Native human autoantibodies targeting GIPC1 identify differential expression in malignant tumors of the breast and ovary

Victoria Yavelsky^*¹ , Sarit Rohkin^*¹ , Ruthy Shaco-Levy^*² , Alina Tzikinovsky^*¹ , Tamar Amir¹ , Hila Kohn¹ , Berta Delgado² , Alex Rabinovich³ , Benjamin Piura³ , Gerald Chan⁴ , Gavreel Kalantarov⁵ , Ilya Trakht^*⁵ and Leslie Lobel^*¹

¹Department of Virology, Faculty of Health Sciences, Ben Gurion University of the Negev, Beer Sheva 84105, Israel

²Department of Pathology and Soroka University Medical Center and Faculty of Health Sciences, Ben Gurion University of the Negev, Beer-Sheva, Israel

³Unit of Gynecologic Oncology, Soroka University Medical Center and Faculty of Health Sciences, Ben Gurion University of the Negev, Beer-Sheva, Israel

⁴The Morningside Foundation, 1188 Centre Street, Newton Centre, MA 02459, USA

⁵Department of Medicine, College of Physicians and Surgeons, 630 West 168th St.
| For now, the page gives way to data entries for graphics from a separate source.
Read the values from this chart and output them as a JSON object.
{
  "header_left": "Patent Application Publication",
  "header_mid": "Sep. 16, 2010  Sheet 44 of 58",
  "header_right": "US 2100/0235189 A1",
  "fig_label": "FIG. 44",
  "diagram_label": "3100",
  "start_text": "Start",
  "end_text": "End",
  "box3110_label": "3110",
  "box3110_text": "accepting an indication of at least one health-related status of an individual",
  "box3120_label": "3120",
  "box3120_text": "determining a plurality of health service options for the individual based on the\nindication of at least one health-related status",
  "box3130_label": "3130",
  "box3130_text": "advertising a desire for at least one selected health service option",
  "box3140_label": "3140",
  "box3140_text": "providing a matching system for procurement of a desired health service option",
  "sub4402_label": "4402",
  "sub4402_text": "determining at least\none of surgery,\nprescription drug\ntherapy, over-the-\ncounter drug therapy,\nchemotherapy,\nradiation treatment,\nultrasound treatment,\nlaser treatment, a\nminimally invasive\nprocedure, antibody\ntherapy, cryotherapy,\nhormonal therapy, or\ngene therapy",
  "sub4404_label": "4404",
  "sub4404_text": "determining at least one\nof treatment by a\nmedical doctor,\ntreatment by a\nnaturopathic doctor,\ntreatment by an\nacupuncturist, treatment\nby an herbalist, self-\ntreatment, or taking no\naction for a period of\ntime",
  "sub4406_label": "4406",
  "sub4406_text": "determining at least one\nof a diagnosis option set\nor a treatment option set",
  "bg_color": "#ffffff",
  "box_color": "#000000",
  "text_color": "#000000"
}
Columbia University, New York, N.Y. 10032, USA

author email corresponding author email* Contributed equally

BMC Cancer 2008, 8:247doi:10.1186/1471-2407-8-247


Published:	24 August 2008

Abstract

Background

We have been studying the native humoral immune response to cancer and have isolated a library of fully human autoantibodies to a variety of malignancies. We previously described the isolation and characterization of two fully human monoclonal antibodies, 27.F7 and 27.B1, from breast cancer patients that target the protein known as GIPC1, an accessory PDZ-domain binding protein involved in regulation of G-protein signaling. Human monoclonal antibodies, 27.F7 and 27.B1, to GIPC1 demonstrate specific binding to malignant breast cancer tissue with no reactivity with normal breast tissue.

Methods

The current study employs cELISA, flow cytometry, Western blot analysis as well as immunocytochemistry, and immunohistochemistry. Data is analyzed statistically with the Fisher one-tail and two-tail tests for two independent samples.

Results

By screening several other cancer cell lines with 27.F7 and 27.B1 we found consistently strong staining of other human cancer cell lines including SKOV-3 (an ovarian cancer cell line). To further clarify the association of GIPC1 with breast and ovarian cancer we carefully studied 27.F7 and 27.B1 using immunocytochemical and immunohistochemical techniques. An immunohistochemical study of normal ovarian tissue, benign, borderline and malignant ovarian serous tumors, and different types of breast cancer revealed high expression of GIPC1 protein in neoplastic cells. Interestingly, antibodies 27.F7 and 27.B1 demonstrate differential staining of borderline ovarian tumors. Examination of different types of breast cancer demonstrates that the level of GIPC1 expression depends on tumor invasiveness and displays a higher expression than in benign tumors.

Conclusion

The present pilot study demonstrates that the GIPC1 protein is overexpressed in ovarian and breast cancer, which may provide an important diagnostic and prognostic marker and will constitute the basis for further study of the role that this protein plays in malignant diseases. In addition, this study suggests that human monoclonal antibodies 27.F7 and 27.B1 should be further evaluated as potential diagnostic tools.